Choose Your Own Adventure! Pushing the limits with Tableau

I used to read Choose Your Own Adventure books when I was a child and I always wanted to write one. Specifically, I wanted to write an electronic version.  When I was 10 or 11 (back in the early ’90s!), I remember trying to create one using Basic. My dad told me that I shouldn’t try to hard-code all the text as strings and instead store it in a file. Turns out he was right!

 

Fast forward a few years and I get the thought that maybe I could create a Choose Your Own Adventure dashboard in Tableau.  It seemed like a possibility, but there were definitely some hurdles.
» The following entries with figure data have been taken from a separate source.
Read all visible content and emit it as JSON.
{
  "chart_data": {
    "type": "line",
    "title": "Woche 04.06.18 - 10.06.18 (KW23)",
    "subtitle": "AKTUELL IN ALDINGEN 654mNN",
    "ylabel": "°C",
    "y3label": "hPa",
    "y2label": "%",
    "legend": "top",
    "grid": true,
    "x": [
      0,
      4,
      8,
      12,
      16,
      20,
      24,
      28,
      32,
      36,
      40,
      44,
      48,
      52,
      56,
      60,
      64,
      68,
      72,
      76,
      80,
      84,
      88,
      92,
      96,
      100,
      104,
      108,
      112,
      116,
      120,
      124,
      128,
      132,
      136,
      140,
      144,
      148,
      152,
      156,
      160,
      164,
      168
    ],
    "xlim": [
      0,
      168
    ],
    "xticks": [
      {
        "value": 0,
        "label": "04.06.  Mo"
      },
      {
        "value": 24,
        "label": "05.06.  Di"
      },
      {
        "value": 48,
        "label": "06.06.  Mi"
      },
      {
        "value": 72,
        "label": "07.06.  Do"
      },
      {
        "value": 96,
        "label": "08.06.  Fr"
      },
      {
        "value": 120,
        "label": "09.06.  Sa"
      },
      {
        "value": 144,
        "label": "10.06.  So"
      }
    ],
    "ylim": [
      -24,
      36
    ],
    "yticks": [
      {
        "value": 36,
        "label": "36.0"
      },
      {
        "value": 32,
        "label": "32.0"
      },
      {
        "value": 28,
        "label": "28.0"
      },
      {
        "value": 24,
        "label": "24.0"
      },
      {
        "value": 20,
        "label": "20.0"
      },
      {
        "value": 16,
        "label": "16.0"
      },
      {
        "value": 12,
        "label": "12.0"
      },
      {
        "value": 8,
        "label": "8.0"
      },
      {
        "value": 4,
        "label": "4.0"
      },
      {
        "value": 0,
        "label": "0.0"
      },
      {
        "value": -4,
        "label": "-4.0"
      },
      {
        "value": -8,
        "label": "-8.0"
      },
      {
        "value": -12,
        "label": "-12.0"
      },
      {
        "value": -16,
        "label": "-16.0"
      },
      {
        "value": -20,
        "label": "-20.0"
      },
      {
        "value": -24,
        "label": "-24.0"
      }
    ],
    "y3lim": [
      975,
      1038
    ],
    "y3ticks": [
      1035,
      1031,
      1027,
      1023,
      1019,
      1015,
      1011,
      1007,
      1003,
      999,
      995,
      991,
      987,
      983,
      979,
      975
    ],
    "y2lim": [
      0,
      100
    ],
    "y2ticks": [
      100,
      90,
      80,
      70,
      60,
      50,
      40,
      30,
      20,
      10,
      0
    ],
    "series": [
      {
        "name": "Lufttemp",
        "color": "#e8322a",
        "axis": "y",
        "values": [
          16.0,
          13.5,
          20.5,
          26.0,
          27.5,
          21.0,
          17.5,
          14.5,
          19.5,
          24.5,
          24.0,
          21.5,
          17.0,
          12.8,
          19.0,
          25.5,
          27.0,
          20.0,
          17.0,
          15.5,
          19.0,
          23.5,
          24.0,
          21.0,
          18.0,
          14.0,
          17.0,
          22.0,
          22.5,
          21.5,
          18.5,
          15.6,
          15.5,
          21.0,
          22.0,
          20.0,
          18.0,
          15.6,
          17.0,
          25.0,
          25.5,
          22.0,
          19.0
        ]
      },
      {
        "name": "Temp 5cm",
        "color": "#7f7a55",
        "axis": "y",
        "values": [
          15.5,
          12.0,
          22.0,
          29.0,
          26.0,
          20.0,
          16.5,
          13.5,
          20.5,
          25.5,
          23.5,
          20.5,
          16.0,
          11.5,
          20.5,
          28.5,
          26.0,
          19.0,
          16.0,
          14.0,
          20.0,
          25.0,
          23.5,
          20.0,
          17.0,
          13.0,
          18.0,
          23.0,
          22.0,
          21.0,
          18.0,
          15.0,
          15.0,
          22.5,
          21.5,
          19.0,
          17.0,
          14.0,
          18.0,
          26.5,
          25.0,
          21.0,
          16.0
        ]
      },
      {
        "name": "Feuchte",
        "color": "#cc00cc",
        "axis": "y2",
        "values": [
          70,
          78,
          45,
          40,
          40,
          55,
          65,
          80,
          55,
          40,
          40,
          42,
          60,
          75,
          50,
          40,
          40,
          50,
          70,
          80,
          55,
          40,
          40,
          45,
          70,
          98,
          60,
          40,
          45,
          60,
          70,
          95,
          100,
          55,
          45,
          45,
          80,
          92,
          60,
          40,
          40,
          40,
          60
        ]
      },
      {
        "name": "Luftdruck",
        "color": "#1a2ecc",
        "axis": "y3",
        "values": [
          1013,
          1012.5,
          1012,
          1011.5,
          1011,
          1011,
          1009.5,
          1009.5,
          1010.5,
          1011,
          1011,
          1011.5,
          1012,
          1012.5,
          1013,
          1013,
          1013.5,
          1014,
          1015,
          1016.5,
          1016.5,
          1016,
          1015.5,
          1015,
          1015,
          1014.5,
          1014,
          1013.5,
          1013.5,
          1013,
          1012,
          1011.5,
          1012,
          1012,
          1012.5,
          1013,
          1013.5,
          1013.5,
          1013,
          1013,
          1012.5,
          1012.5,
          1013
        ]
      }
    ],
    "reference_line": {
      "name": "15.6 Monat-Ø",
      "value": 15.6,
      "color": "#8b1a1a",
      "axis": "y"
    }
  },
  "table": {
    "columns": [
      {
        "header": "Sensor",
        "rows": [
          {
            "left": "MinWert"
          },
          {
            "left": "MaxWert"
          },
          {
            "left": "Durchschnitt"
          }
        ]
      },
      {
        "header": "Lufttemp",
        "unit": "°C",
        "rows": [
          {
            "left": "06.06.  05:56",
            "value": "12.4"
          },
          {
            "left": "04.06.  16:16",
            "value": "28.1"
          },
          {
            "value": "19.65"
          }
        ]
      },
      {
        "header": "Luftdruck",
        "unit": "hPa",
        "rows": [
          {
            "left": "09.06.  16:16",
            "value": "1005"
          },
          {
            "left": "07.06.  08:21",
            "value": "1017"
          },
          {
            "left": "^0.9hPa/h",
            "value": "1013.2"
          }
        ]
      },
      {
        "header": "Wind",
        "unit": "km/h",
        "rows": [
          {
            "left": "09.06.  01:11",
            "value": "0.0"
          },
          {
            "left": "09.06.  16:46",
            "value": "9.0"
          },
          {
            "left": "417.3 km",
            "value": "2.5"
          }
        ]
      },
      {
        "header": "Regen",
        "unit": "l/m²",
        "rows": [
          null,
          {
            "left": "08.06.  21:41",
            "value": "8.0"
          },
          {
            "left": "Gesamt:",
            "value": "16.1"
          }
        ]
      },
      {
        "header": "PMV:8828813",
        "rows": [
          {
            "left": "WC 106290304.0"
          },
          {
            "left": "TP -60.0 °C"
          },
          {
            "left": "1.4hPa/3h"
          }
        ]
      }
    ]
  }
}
For one thing, how could you have a choice that would reveal an entirely new set of choices when you selected it – without allowing the user/reader the option of changing their mind and selecting something else?  After all, sheets that trigger action filters, parameters, and quick filters are all still there once you make a selection. Don’t like the outcome of the story? Just make another selection.  (Granted, I’d keep my finger in the pages of the physical Choose Your Own Adventure books to go back and find alternate endings.)  But that’s not the way I wanted the dashboard to work.

 

I love pushing the limits with Tableau! A few months ago I started playing around with all the possibilities available using Sheet Swapping.  If Sheet Swapping on Steroids was what got a ball player kicked out of the league, then this dashboard is what turned Steve Rogers into Captain America. But even more, this dashboard is a shout-out to many of the wonderful individuals in the Tableau community – which is the best out there!

 

Stay tuned for a post or two that goes into “how it works” but for now, have fun:

Edit: I think I’ve got the error that resulted in an intermittent blank page resolved. (Hope so, at least). There were a few other things I fixed too… who knows what I broke along the way…

 

9 Responses so far.

  1. Matt Lutton says:

    Wow, this is amazing.

  2. Aparna says:

    Amazing use of Tableau ! I am still working out to save the Universe. Will wait for the “how it works” stuff . Thanks !

  3. David Baldwin says:

    Many thanks, Joshua, for sharing your creation! My wife, kids and I had a good time last night destroying the universe and saying ‘oops!’ Before causing the extension of all, however, we enjoyed coffee in Seattle (complete with a cameo appearance by Molly!), a tour of Australia, and searching for Bigfoot.

  4. John says:

    Joshua – this is incredible.

    One thing I’ve been struggling with is the use of a filter action in replacing the source visualization. I understand how to use a source viz with action filters and layout containers to replace destination visualizations. But in your workbook, you have a viz for “Push a button on the time machine” which, once selected, gets replaced with another visualization. Can you explain how that is done? Thanks,

    John

    • Please stay tuned! I’m working through some explanation of the Tic Tac Toe dashboard and then will return to this one for some details. The Tic Tac Toe dashboard uses a similar technique (you’ll notice that clicking on the board causes a refresh with a new board shown — that’s actually two views being swapped back and forth), so explanation on that may give you the answer you want.